CVE-2020-6080: 
NixOS vulnerability analysis and mitigation

CVE-2020-6080 is a denial-of-service vulnerability discovered in Videolabs libmicrodns version 0.1.0. The vulnerability exists in the resource allocation handling of the library, specifically when encountering errors while parsing mDNS messages. When the RR type is 0x10, the function rr_read_TXT is called, and due to improper memory handling, some allocated data is not freed, potentially leading to a denial-of-service condition via resource exhaustion (Talos Intelligence).

The vulnerability occurs in the rr_read_TXT function when parsing TXT records.
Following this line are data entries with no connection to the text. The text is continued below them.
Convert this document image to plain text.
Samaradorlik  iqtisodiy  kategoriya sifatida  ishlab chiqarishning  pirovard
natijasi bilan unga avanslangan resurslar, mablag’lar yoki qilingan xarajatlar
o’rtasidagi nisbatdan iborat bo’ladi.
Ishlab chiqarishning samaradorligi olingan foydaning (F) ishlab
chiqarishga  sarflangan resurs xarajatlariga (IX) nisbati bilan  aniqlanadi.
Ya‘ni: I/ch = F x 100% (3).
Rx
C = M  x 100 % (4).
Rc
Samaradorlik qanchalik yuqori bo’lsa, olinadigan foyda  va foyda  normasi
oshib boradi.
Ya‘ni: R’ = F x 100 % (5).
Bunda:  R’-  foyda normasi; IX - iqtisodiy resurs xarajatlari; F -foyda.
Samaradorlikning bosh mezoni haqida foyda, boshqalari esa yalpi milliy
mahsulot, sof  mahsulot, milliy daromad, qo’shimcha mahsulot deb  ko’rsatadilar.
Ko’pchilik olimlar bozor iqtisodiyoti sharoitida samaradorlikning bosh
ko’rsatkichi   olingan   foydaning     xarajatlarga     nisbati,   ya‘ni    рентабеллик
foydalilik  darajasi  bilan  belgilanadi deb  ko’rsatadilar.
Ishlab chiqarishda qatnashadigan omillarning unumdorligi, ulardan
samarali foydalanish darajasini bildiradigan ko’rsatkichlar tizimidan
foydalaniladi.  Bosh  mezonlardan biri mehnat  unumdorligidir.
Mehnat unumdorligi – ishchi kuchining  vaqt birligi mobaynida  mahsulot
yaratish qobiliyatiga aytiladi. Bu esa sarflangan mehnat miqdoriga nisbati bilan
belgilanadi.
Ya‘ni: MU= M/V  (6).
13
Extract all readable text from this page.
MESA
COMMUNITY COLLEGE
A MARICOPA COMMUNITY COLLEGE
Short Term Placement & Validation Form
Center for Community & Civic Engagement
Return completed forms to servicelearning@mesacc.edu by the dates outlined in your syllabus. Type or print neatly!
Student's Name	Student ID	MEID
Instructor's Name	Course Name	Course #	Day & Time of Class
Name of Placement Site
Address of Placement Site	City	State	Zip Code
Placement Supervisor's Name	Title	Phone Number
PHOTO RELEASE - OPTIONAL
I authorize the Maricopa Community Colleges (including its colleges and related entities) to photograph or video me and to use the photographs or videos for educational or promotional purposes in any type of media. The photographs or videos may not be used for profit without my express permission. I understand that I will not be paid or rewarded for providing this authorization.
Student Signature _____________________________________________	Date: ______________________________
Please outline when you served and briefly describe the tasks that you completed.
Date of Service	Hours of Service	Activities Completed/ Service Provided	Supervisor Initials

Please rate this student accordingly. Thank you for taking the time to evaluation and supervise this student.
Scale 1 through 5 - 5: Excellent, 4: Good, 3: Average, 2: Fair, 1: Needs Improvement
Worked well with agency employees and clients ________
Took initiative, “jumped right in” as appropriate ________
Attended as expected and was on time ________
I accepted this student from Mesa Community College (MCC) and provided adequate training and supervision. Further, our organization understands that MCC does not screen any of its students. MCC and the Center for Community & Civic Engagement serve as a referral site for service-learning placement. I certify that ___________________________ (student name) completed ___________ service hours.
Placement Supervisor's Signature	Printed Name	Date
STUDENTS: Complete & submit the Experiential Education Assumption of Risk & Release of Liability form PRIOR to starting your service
The function expects to extract variable-length strings from the RDATA section. It extracts a length at position 0 and copies the data into text->txt after allocating space for it. During parsing, if the condition at *n < l is met, the function returns NULL without first freeing the allocated text structures. This means that any TXT answer with more than one string in the RDATA section, containing an invalid string length at the end, would trigger this condition, causing a resource leak (Talos Intelligence).

The vulnerability allows an attacker to exploit this behavior by sending multiple TXT answers, which can lead to excessive memory consumption due to memory leaks. This can ultimately result in resource exhaustion and cause a denial of service condition (Talos Intelligence).

The vulnerability was patched in libmicrodns version 0.1.2. Users are advised to upgrade to this version or later to address the security issue. For Debian systems, the issue was addressed by disabling the microdns plugin in VLC media player (Debian Security).